The more springs in a mattress, the more comfortable it is and the better its support. There is a degree of truth in this but only up to a point. In the UK, there appears to be an obsession with spring count with some mattresses now boasting spring counts of 10,000 or more for a king size. Using standard size pocket springs in a single layer, a basic king size mattress would contain around 800 and the maximum would be around 2,000.
To achieve any more than this, the manufacturer will need to place one unit of springs on top of another or use layers of mini or micro pocket springs. Some manufacturers use these layers of mini springs as comfort layers instead of using foam, fibre or natural fillings such as wool, cotton, silk, cashmere or mohair. So, a mattress claiming to contain 5,000 pocket springs may only have a basic 800 spring unit providing the core support with the remaining 4,200 springs being micro coils as comfort layers.
The more you pay, the better the mattress and the better you sleep. Again, there is some truth in this but comfort is so subjective that what one person finds ideal, another person may find extremely uncomfortable. There is no guarantee that a £2,000 mattress will make you sleep better than one costing £500. If you find them both comfortable when you try them in a store, you need to find out what you’re getting for the extra money. Does the more expensive one come with a longer guarantee period? Does it contain more natural fillings or higher quality ones than the £500 mattress? Are the finishing touches and overall appearance of a higher standard? Is it made by a well-respected brand with a reputation for quality and customer service excellence?

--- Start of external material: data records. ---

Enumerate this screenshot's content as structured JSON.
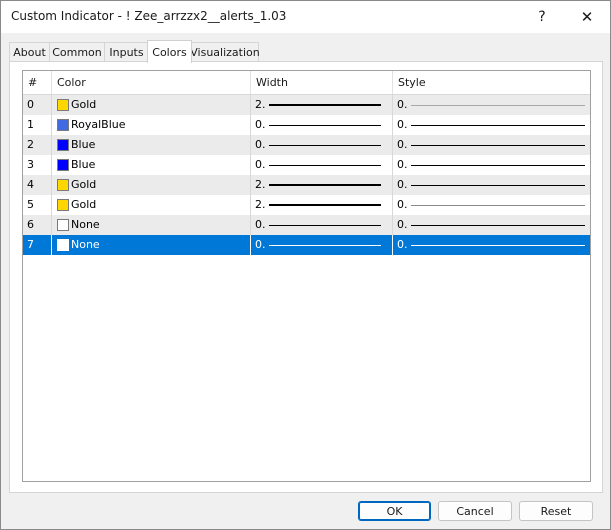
{
  "window": {
    "title": "Custom Indicator - ! Zee_arrzzx2__alerts_1.03",
    "help_glyph": "?",
    "close_glyph": "✕"
  },
  "tabs": [
    {
      "label": "About"
    },
    {
      "label": "Common"
    },
    {
      "label": "Inputs"
    },
    {
      "label": "Colors",
      "active": true
    },
    {
      "label": "Visualization"
    }
  ],
  "grid": {
    "headers": {
      "num": "#",
      "color": "Color",
      "width": "Width",
      "style": "Style"
    },
    "rows": [
      {
        "num": "0",
        "color_name": "Gold",
        "color_hex": "#ffd700",
        "width": "2.",
        "style": "0."
      },
      {
        "num": "1",
        "color_name": "RoyalBlue",
        "color_hex": "#4169e1",
        "width": "0.",
        "style": "0."
      },
      {
        "num": "2",
        "color_name": "Blue",
        "color_hex": "#0000ff",
        "width": "0.",
        "style": "0."
      },
      {
        "num": "3",
        "color_name": "Blue",
        "color_hex": "#0000ff",
        "width": "0.",
        "style": "0."
      },
      {
        "num": "4",
        "color_name": "Gold",
        "color_hex": "#ffd700",
        "width": "2.",
        "style": "0."
      },
      {
        "num": "5",
        "color_name": "Gold",
        "color_hex": "#ffd700",
        "width": "2.",
        "style": "0."
      },
      {
        "num": "6",
        "color_name": "None",
        "color_hex": "#ffffff",
        "width": "0.",
        "style": "0."
      },
      {
        "num": "7",
        "color_name": "None",
        "color_hex": "#ffffff",
        "width": "0.",
        "style": "0.",
        "selected": true
      }
    ]
  },
  "buttons": {
    "ok": "OK",
    "cancel": "Cancel",
    "reset": "Reset"
  },
  "colors": {
    "selection": "#0078d7",
    "alt_row": "#ebebeb"
  }
}
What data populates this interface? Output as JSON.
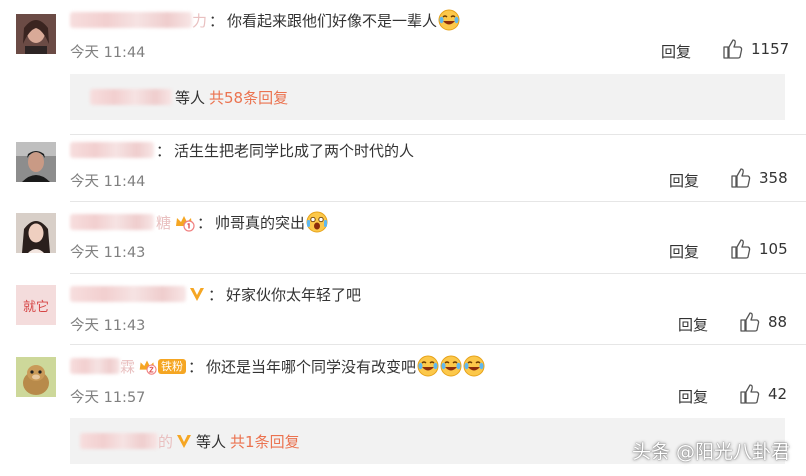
{
  "comments": [
    {
      "text": "你看起来跟他们好像不是一辈人",
      "separator": "：",
      "username_visible_suffix": "力",
      "time": "今天 11:44",
      "reply_label": "回复",
      "likes": "1157",
      "emoji": [
        "laugh-cry-emoji"
      ],
      "replies": {
        "others_label": "等人",
        "count_label": "共58条回复"
      }
    },
    {
      "text": "活生生把老同学比成了两个时代的人",
      "separator": "：",
      "time": "今天 11:44",
      "reply_label": "回复",
      "likes": "358"
    },
    {
      "text": "帅哥真的突出",
      "separator": "：",
      "username_visible_suffix": "糖",
      "time": "今天 11:43",
      "reply_label": "回复",
      "likes": "105",
      "emoji": [
        "shocked-emoji"
      ]
    },
    {
      "text": "好家伙你太年轻了吧",
      "separator": "：",
      "time": "今天 11:43",
      "reply_label": "回复",
      "likes": "88"
    },
    {
      "text": "你还是当年哪个同学没有改变吧",
      "separator": "：",
      "username_visible_suffix": "霖",
      "badge_label": "铁粉",
      "time": "今天 11:57",
      "reply_label": "回复",
      "likes": "42",
      "emoji": [
        "laugh-cry-emoji",
        "laugh-cry-emoji",
        "laugh-cry-emoji"
      ],
      "replies": {
        "name_suffix": "的",
        "others_label": "等人",
        "count_label": "共1条回复"
      }
    }
  ],
  "watermark": "头条 @阳光八卦君",
  "colors": {
    "link": "#eb7350",
    "time": "#808080",
    "reply_bg": "#f2f2f2",
    "vip_orange": "#f5a623"
  }
}
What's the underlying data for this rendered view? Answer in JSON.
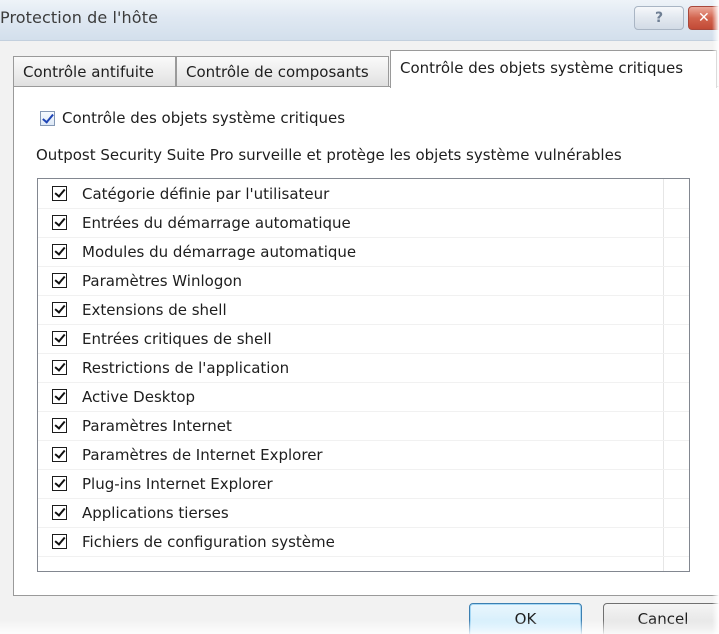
{
  "window": {
    "title": "Protection de l'hôte",
    "help_label": "?",
    "close_label": "✕"
  },
  "tabs": [
    {
      "label": "Contrôle antifuite",
      "selected": false
    },
    {
      "label": "Contrôle de composants",
      "selected": false
    },
    {
      "label": "Contrôle des objets système critiques",
      "selected": true
    }
  ],
  "panel": {
    "main_checkbox": {
      "label": "Contrôle des objets système critiques",
      "checked": true
    },
    "description": "Outpost Security Suite Pro surveille et protège les objets système vulnérables",
    "items": [
      {
        "label": "Catégorie définie par l'utilisateur",
        "checked": true
      },
      {
        "label": "Entrées du démarrage automatique",
        "checked": true
      },
      {
        "label": "Modules du démarrage automatique",
        "checked": true
      },
      {
        "label": "Paramètres Winlogon",
        "checked": true
      },
      {
        "label": "Extensions de shell",
        "checked": true
      },
      {
        "label": "Entrées critiques de shell",
        "checked": true
      },
      {
        "label": "Restrictions de l'application",
        "checked": true
      },
      {
        "label": "Active Desktop",
        "checked": true
      },
      {
        "label": "Paramètres Internet",
        "checked": true
      },
      {
        "label": "Paramètres de Internet Explorer",
        "checked": true
      },
      {
        "label": "Plug-ins Internet Explorer",
        "checked": true
      },
      {
        "label": "Applications tierses",
        "checked": true
      },
      {
        "label": "Fichiers de configuration système",
        "checked": true
      }
    ]
  },
  "buttons": {
    "ok_label": "OK",
    "cancel_label": "Cancel"
  },
  "colors": {
    "title_bar": "#dfe8f2",
    "dialog_face": "#f2f2f2",
    "close_button": "#d2644e",
    "check_accent": "#1f45b5",
    "default_button_border": "#3c7fb1"
  }
}
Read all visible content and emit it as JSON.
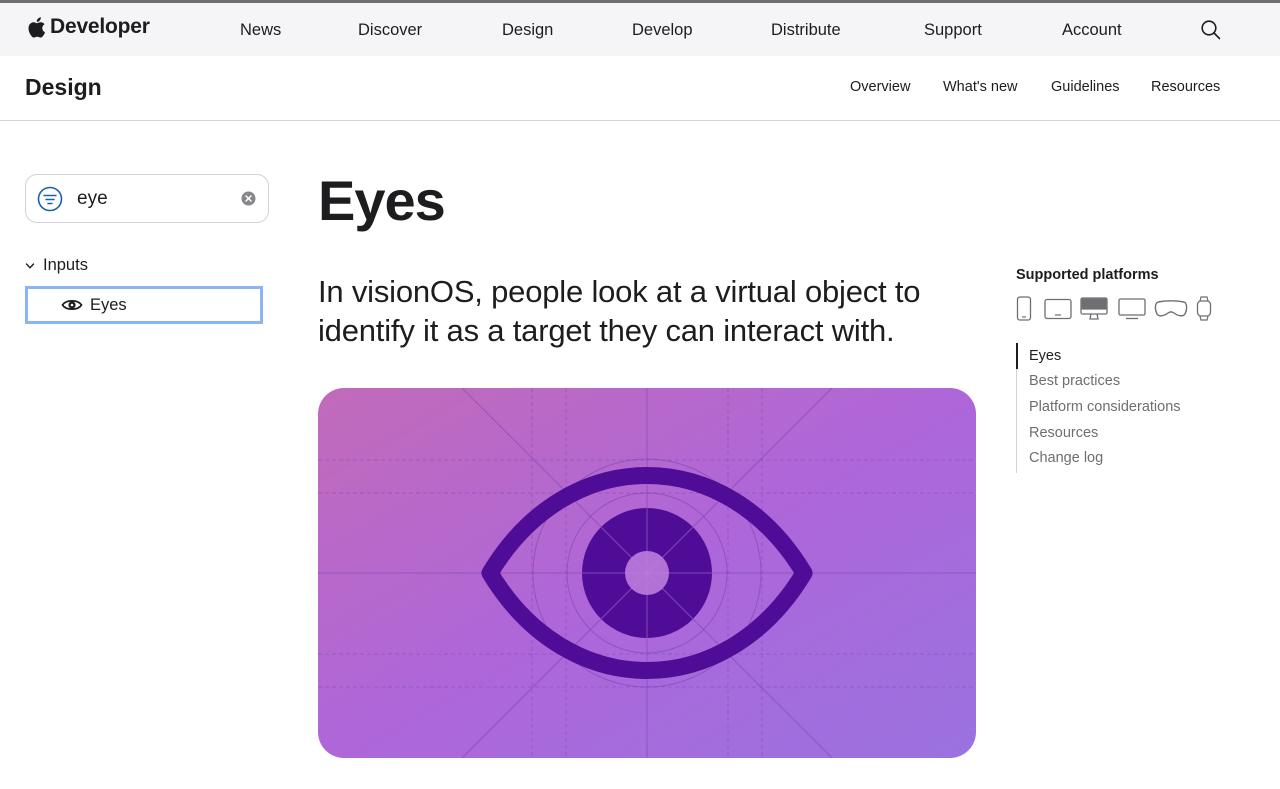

The base makes little difference to the comfort and longevity of the mattress. Not true. The base plays a vital role in both. Placing a new mattress on an old, worn out base is a bit like buying a new car and putting old tyres on it. It’s just false economy and will adversely affect the performance. Also, different types of base will have a dramatic effect on the feel of your mattress. A sprung base or one with flexible slats offer gentler support to the mattress than a solid platform base or one with rigid slats. If you place your mattress on a solid platform, the mattress works in isolation to support you, taking all the strain on its own. A softer base works in conjunction with your mattress to support you, effectively extending the useful life of the mattress.